Predigt zum Fest Heilige Familie (Mt 2,13-15.19-23)
Auf der Flucht
So idyllisch, wie manche Künstler das Bild der Heiligen Familie darstellen, war es sicher nicht. Maria und Josef, und in der Mitte das Jesuskind. Der Abschnitt des Evangeliums, den wir gerade eben gehört haben, macht und das deutlich. Das erste, was diese Heilige Familie nämlich erleben musste, war Flucht und Asyl in einem fremden Land.
Flucht – das hieß auch schon vor 2000 Jahren, seine vertraute Heimat verlassen, weil entweder die Grundlagen zum Leben fehlen oder politische Verfolgung für Leib und Leben drohen.
Flucht – das hieß auch schon vor 2000 Jahren der Weg in eine unsichere Zukunft. Ein fremdes Land, als Fremder von den Einheimischen argwöhnisch beäugt, abhängig sein vom guten Willen der Menschen.
Der heilige Franz von Sales beschäftigte sich auch einmal in einer Predigt mit dieser Flucht der Heiligen Familie nach Ägypten. Er beschrieb diese Situation mit folgenden Worten:
„Welche Prüfungen und welche Ausdauer des Heiligen [Josef] auf der Flucht nach Ägypten! Der Engel befiehlt [ihm], sich eilends aufzumachen, die Mutter und das göttliche Kind nach Ägypten zu bringen (Mt 2,13 f). Er geht sofort und fragt nicht lange: ‚Wohin in Ägypten? Welchen Weg soll ich einschlagen? Wie werde ich meine Familie ernähren können?‘ Er geht ins Ungewisse, mit seinem Werkzeug auf dem Rücken, um damit im Schweiße seines Angesichtes Brot für sich und die Seinigen zu verdienen. O, wie oft mag Verdrossenheit ihn gequält haben, umso mehr, da der Engel ihm nicht gesagt hatte, wie lange er in Ägypten zu bleiben habe! Er konnte sich also weder häuslich niederlassen, noch in Gemütsruhe dort bleiben, denn er wusste ja nicht, wann der Engel ihm befehlen würde zurückzukehren“ (DASal 2,301).
Und an einer anderen Stelle sagte Franz von Sales:
„Seht den ganz heiligen Josef und die allerseligste Jungfrau, die Lilien der Reinheit und Spiegel der Unschuld; wie werden sie von Herodes verfolgt, wie leiden sie auf der Flucht nach Ägypten. Seht den Gerechten der Gerechten, Christus den Herrn“ (DASal 9,167-168).

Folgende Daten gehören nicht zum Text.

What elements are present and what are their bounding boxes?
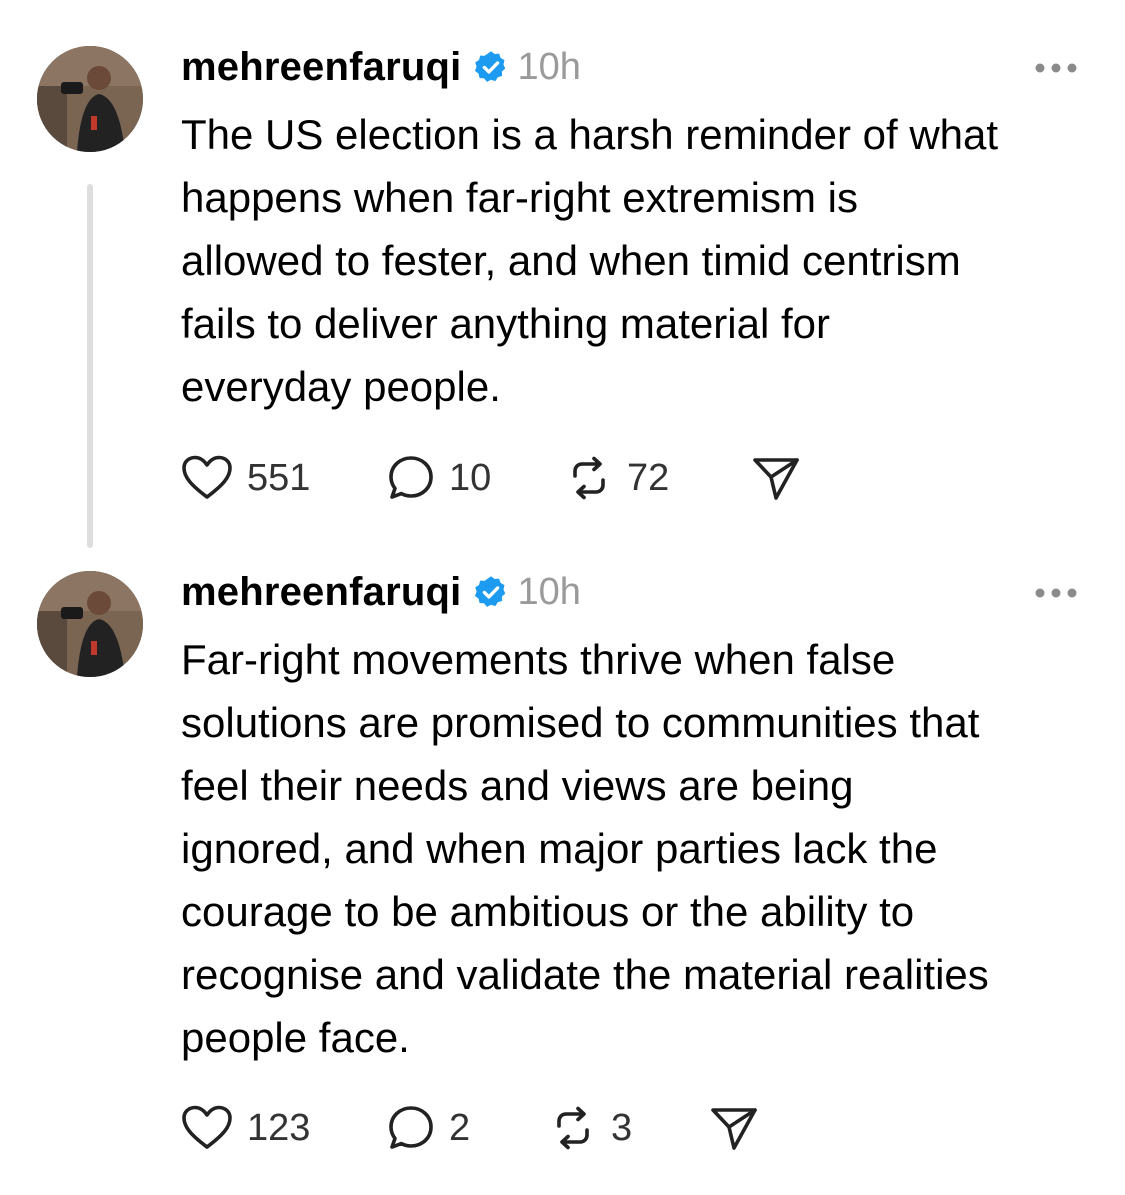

Wenn wir also das Bild der Heiligen Familie auf der Flucht betrachten, dann blicken wir nicht auf eine nette Urlaubsreise, sondern auf Angst, Verfolgung, Leid und Unsicherheit.
Aber wir blicken auch auf das Vertrauen, das die Heilige Familie in Gott setzte. Vielleicht haben die Künstler deshalb das Bild der Heiligen Familie so idyllisch dargestellt, um gerade dieses uneingeschränkte Vertrauen der Heiligen Familie in die Begleitung und Fügungen Gottes darzustellen.
Aber auch das wäre eine große Herausforderung für uns heute: Vertraue ich Gott wirklich in allem? So wie es die Heilige Familie getan hat? Egal wie sich mein Leben auch entwickelt – ob Erfolg oder Misserfolg, Gutes oder Schlechtes, ich werde nicht untergehen, denn die Engel Gottes begleiten mich? Gott ist bei mir, er verlässt mich nicht, und so wird letztendlich alles gut werden, selbst wenn ich nicht weiß, was das Ganze zu bedeuten hat. Setze ich heute, in meinem persönlichen alltäglichen Lebenslabyrinth, in Gott tatsächlich dieses Vertrauen, das die Heilige Familie auszeichnete?
Um dieses Gottvertrauen jedenfalls wirbt das heutige Evangelium. Es macht deutlich: Egal, was in deinem Leben auch geschieht. Ich, dein Gott, begleite dich. Mein Plan, den ich mit dir vorhabe, wird sich früher oder später erfüllen. Amen.